021 健啖家たちの腹八分目
前世への思いはほとんど消え去っていたが、日本食だけは忘れられなかったキズナに、朗報が舞い込んできた。
「ホント? すっげえありがたい」
『だよな、パーラ──『もしもし、キズナちゃん! あのね、学校にいる日本からの転生者に日本料理聞いてみたんだ! それでさぁ、試しにつくってみた! いまビデオに切り替えるね!』
割り込んできたパーラは、これでもかと言わんばかりの料理をビデオで見せてきた。
寿司だらけだ。キズナたちが暮らす国ロスト・エンジェルスは、アイルランドほどの本島と数十個の小さな島々から成る国なので、案外採れる魚も多いらしい。

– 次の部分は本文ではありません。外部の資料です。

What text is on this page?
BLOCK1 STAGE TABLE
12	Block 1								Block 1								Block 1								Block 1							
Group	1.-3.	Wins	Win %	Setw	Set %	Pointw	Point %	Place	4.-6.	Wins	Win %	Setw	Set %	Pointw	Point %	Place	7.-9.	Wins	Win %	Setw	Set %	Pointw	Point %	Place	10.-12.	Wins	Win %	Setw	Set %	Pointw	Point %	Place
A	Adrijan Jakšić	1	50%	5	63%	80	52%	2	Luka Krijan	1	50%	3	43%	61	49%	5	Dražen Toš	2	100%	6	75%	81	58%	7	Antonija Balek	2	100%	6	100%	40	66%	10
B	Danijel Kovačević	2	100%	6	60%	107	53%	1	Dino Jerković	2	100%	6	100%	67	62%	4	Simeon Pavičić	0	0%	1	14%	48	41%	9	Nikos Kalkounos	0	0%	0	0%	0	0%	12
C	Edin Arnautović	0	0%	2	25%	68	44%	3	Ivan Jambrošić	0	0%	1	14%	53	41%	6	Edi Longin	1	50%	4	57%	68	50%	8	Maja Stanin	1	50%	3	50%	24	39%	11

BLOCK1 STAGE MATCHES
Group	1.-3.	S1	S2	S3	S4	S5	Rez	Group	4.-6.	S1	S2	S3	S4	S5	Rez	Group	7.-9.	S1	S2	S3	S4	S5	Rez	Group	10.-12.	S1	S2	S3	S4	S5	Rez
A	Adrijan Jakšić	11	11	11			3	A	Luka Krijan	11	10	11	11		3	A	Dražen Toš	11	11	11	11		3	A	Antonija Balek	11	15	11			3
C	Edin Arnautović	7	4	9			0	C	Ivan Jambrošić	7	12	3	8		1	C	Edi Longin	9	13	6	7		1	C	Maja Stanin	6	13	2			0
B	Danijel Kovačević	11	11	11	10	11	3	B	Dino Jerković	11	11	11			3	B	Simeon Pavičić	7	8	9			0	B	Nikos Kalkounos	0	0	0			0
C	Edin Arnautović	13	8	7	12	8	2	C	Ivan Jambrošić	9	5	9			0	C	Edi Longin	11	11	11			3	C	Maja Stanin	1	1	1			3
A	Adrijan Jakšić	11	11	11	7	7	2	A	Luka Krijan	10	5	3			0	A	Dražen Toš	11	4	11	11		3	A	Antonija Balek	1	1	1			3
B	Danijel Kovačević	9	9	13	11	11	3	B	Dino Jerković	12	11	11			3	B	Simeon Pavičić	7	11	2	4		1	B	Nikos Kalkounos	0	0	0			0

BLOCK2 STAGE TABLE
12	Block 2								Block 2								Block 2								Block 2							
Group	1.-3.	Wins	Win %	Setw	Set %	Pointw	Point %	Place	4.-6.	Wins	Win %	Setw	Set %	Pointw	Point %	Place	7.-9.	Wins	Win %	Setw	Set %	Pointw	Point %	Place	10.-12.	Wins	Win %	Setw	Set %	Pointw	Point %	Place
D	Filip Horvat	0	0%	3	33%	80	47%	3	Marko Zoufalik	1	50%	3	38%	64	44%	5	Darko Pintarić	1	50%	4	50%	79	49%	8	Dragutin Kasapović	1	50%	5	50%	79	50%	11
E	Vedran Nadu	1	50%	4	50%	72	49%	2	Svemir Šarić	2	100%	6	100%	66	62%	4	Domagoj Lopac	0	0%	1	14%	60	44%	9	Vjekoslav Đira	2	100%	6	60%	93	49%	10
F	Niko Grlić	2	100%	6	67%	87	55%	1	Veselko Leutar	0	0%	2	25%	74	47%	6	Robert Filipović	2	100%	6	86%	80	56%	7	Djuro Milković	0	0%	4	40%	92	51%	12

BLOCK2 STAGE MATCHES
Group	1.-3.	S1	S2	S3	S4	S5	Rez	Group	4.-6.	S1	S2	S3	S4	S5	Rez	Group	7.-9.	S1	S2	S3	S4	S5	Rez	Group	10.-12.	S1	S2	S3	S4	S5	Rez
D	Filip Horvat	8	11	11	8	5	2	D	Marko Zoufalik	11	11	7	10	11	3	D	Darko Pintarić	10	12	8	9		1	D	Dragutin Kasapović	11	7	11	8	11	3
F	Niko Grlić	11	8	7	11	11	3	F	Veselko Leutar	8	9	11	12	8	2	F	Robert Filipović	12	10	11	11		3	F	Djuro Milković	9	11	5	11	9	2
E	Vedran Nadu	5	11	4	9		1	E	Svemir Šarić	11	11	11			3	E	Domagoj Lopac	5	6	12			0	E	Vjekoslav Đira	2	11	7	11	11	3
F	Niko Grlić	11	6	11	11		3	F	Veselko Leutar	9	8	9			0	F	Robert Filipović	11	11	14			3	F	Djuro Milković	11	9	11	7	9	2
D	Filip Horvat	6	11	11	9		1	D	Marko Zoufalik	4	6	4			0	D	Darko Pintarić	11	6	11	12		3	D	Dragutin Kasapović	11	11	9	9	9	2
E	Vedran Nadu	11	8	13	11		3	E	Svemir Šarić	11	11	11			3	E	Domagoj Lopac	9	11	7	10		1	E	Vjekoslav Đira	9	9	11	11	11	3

マグロ、白身、光り物、エビ、イクラ、玉子、その他諸々。パーラの友人は渋いネタが好きなようだ。
「すげっ。高級寿司屋みたい」
『食べてみたけど、結構美味かったぞ。その他も用意してあるから、きょうは寄り道しないで帰ってきな』
「分かった。ありがとうね、ふたりとも」
帰れる場所がある喜びを噛み締め、キズナはKOM学園の初日を終えてしまうのだった。
*
「もうすこし多くつくれば良かったよ~。微妙に足りない~」
「腹八分目が肝心だぜ? パーラ」
兎にも角にも、パーラとメントは健啖家だ。なぜ30貫も食べて腹八分目だと言えるのか。しかもネタが大きい。シャリも大きい。回転寿司の2~3倍くらいの大きさだ。きっと、パーラに寿司を紹介した友人は江戸時代出身だろう、と確信するほどに。
「どうだった? キズナちゃん」
「美味しかったよ。味はね」
「やっぱり量多かった?」
「そりゃ……ぼくは中学生だからか、胃袋が小さいからね」
「成長期こそ良く食べるべきだろ。身体大きくならないぞ?」
味には文句がない。というか、居候している身なのに料理まで出してもらって、ケチつけるような人間にはなりたくない。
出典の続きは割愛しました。